The Board of Governors of the Federal Reserve System (Federal Reserve), the Federal Deposit Insurance Corporation (FDIC), and the Office of the Comptroller of the Currency (OCC) are issuing this statement on the liquidity risks presented by certain sources of funding from crypto-asset-related entities, and some effective practices to manage such risks.
The statement reminds banking organizations to apply existing risk management principles; it does not create new risk management principles. Banking organizations are neither prohibited nor discouraged from providing banking services to customers of any specific class or type, as permitted by law or regulation.
Liquidity risks related sources of funding from crypto-asset-related entities
This statement highlights key liquidity risks associated with crypto-assets and cryptoasset sector participants that banking organizations should be aware of. In particular, certain sources of funding from crypto-asset-related entities may pose heightened liquidity risks to banking organizations due to the unpredictability of the scale and timing of deposit inflows and outflows, including:
- Deposits placed by a crypto-asset-related entity that are for the benefit entity’s customers (end customers). The stability of such deposits may be driven by the behavior of the end customer or crypto-asset sector dynamics, and not solely by the crypto-asset-related entity itself; which is the banking organization’s direct counterparty. The stability of the deposits may be influenced by, for example, periods of stress, market volatility, and related vulnerabilities in the crypto-asset sector, which may or may not be specific to the entity. Such deposits can be susceptible to large and rapid inflows as well as outflows, when end customers react to crypto-asset-sector-related market events, media reports, and uncertainty. This uncertainty and resulting deposit volatility can be exacerbated by end customer confusion related to inaccurate or misleading representations of deposit insurance by an assetrelated entity.
- Deposits that constitute stablecoin-related reserves. The stability of such deposits may be linked to demand for stablecoins, the confidence of stablecoin holders in the stablecoin arrangement, and the stablecoin issuer’s reserve management practices. Such deposits can be susceptible to large and rapid outflows stemming from, for example, unanticipated stablecoin redemptions or dislocations in crypto-asset markets.
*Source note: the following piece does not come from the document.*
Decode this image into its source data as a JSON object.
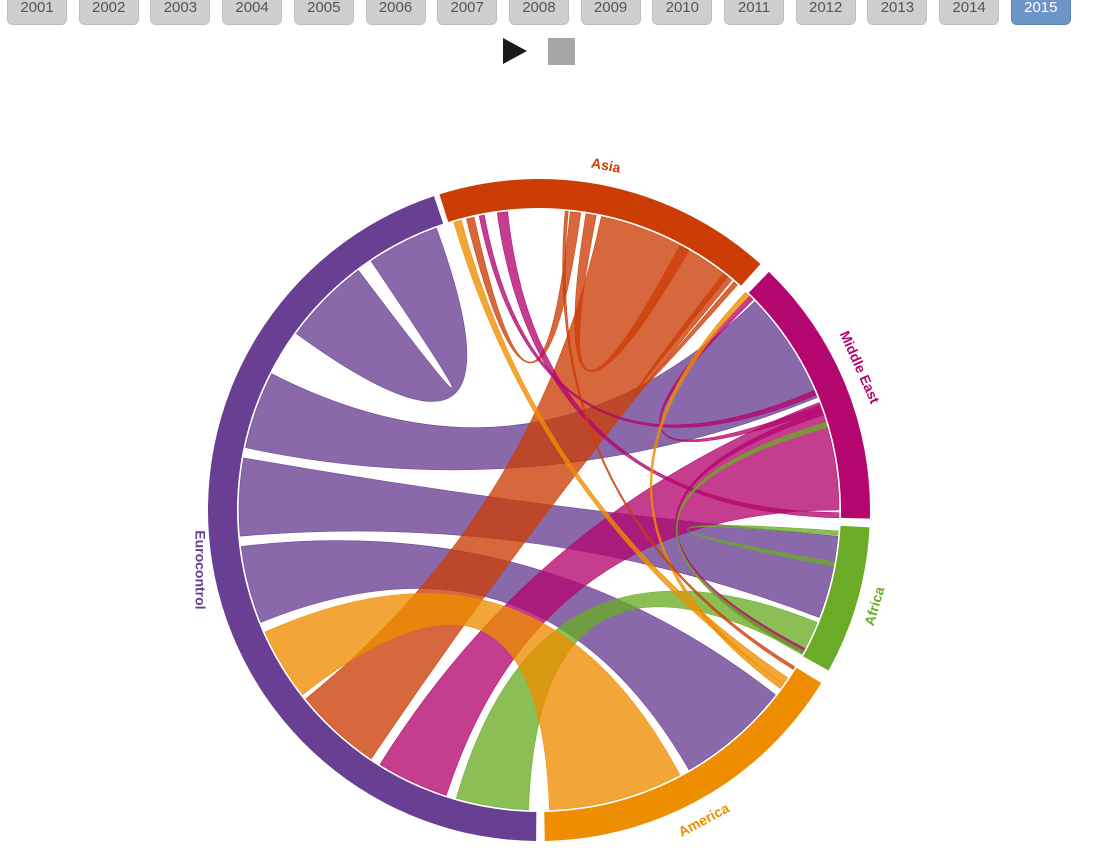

More broadly, when a banking organization’s deposit funding base is concentrated in crypto-asset-related entities that are highly interconnected or share similar risk profiles, deposit fluctuations may also be correlated, and liquidity risk therefore may be further heightened.
Effective Risk Management Practices
In light of these heightened risks, it is important for banking organizations that use certain sources of funding from crypto-asset-related entities, such as those described above, to actively monitor the liquidity risks inherent in such funding sources and establish and maintain effective risk management and controls commensurate with the level of liquidity risks from such funding sources. Effective practices for these banking organizations could include, for example:
- Understanding the direct and indirect drivers of potential behavior of deposits from crypto-asset-related entities and the extent to which those deposits are susceptible to unpredictable volatility.
- Assessing potential concentration or interconnectedness across deposits from cryptoasset-related entities and the associated liquidity risks.
- Incorporating the liquidity risks or funding volatility associated with crypto-assetrelated deposits into contingency funding planning, including liquidity stress testing and, as appropriate, other asset-liability governance and risk management processes.
- Performing robust due diligence and ongoing monitoring of crypto-asset-related entities that establish deposit accounts, including assessing the representations made by those entities to their end customers about such deposit accounts that, if inaccurate, could lead to rapid outflows of such deposits.